Transcription factor activation and mitogenic synergism in airway smooth muscle cells.

Simultaneous treatment of human airway smooth muscle (HASM) cells with lysophosphatidic acid (LPA) and epidermal growth factor (EGF) leads to strikingly synergistic stimulation of mitogenesis. The purpose of this study was to explore potential sites for signal integration mediating synergism, focusing on extracellular signal-regulated kinase (ERK) and transcription factors involved in proliferation and inflammation as likely candidates. Activation of ERK was analysed by immunoblotting. Transcription factor activation was assessed using HASM cells transduced with luciferase reporter gene constructs. LPA and EGF both activated ERK but had no synergistic effect when combined. LPA and EGF both activated activator protein (AP)-1, cyclic adenosine monophosphate response element-binding protein, nuclear factor of activated T-cells and the serum response element; however, only AP-1 activation exhibited synergism. Activation of the inhibitory guanine nucleotide-binding protein and of ERK signalling pathways were required for most transcription factor responses to LPA. In contrast, nuclear factor (NF)-kappaB was activated by LPA but not EGF and NF-kappaB activation was completely blocked only when Rho was inhibited. Rapid activation of Rho was observed in response to LPA but not to EGF. Importantly, inhibition of Rho selectively blocked synergism in both AP-1 activation and mitogenesis. In summary, extracellular signal-regulated kinase activation is required for many transcription factor responses to lysophosphatidic acid and epidermal growth factor, however it is not synergistic. Activation of activator protein-1 is synergistic, and Rho activation by lysophosphatidic acid is required for synergism in both activator protein-1 activation and mitogenesis.

Dual effects of lysophosphatidic acid on human airway smooth muscle cell proliferation and survival.

Lysophosphatidic acid (LPA) is a phospholipid growth mediator found in serum at 2-20 microM. In many cell types, including human airway smooth muscle (HASM) cells, LPA-induced proliferation occurs at 10-100 microM LPA. At these concentrations LPA forms Ca2+ precipitates. The potential involvement of Ca2+ and Ca2+ LPA precipitates in LPA-induced HASM cell mitogenesis was investigated. In the absence of extracellular Ca2+, 10 and 30 microM LPA stimulated HASM cell mitogenesis. However, with 100 microM LPA in the absence of extracellular Ca2+, HASM cells exhibited a profound shape change and loss of viability, determined to be apoptosis by both DNA staining and assessment of cytosolic nucleosomal reactivity. A bioassay based on the adenosine 3':5'-cyclic monophosphate response of C62B rat glioma cells was used to measure the bioactivity of LPA solutions prepared in Ca2+ free and Ca2+ containing medium. After 24 h, a 100 microM LPA solution in Ca2+ free medium contained markedly greater bioactivity than a 100 microM LPA solution made in Ca2+ containing medium. In summary, formation of Ca2+ LPA precipitates decreases the amount of biologically active LPA in solution, and high concentrations of bioactive LPA achieved in Ca2+ free but not in Ca2+ containing medium induce apoptosis of HASM cells.

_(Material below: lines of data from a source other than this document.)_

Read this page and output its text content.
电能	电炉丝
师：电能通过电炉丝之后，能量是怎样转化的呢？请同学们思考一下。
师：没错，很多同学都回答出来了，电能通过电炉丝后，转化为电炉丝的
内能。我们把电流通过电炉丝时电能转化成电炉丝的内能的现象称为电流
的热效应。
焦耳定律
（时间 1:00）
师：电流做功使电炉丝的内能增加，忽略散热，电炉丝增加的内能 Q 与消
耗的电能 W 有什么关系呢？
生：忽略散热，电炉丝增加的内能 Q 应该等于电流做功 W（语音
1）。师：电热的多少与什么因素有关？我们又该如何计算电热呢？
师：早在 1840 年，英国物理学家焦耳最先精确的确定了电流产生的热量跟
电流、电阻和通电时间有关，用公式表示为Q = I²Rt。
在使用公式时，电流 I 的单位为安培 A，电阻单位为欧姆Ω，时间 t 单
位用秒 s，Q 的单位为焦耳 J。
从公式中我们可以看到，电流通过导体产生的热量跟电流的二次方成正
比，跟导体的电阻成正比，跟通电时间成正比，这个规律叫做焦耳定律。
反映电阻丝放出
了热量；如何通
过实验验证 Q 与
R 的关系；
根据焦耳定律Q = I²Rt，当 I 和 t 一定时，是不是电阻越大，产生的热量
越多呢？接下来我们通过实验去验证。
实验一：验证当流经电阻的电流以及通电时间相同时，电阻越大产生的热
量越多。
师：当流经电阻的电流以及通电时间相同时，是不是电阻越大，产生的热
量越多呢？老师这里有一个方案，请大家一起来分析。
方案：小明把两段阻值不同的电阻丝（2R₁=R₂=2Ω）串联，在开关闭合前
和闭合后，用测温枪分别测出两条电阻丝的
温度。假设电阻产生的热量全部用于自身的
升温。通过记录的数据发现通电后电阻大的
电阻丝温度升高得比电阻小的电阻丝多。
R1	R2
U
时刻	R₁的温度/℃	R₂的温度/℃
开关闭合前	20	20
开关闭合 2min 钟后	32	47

Synergistic stimulation of airway smooth muscle cell mitogenesis.

Previous studies showed that human airway smooth muscle (HASM) cells treated with lysophosphatidic acid (LPA), a pertussis toxin (PTX)-sensitive G protein-coupled (GPC) mitogen, simultaneously with epidermal growth factor (EGF), a receptor tyrosine kinase (RTK) mitogen, exhibit markedly synergistic stimulation of mitogenesis. We now show that the RTK mitogens basic fibroblast growth factor, insulin-like growth factor-1, insulin, platelet-derived growth factor-AA, and platelet-derived growth factor-BB, as well as transforming growth factor-beta, all induced synergistic stimulation of mitogenesis in the presence of LPA. The PTX-sensitive GPC mitogens carbachol and endothelin-1 and the PTX-insensitive GPC mitogens sphingosine-1-phosphate and thrombin exhibited synergistic stimulation together with EGF. Several RTK-RTK growth factor pairs and GPC-GPC mitogen pairs were also synergistic. HASM cells showed synergistic responses to serum plus EGF but not to serum plus LPA. Testing various other cell types showed that synergism between LPA and EGF occurred in other smooth muscle cells because both vascular smooth muscle cells and mesangial cells exhibited synergism. Additionally, human fetal lung fibroblasts also showed striking synergism. These results indicate that HASM cells can respond synergistically to a wide variety of mitogen combinations and that this synergism is a feature shared with other contractile cell types.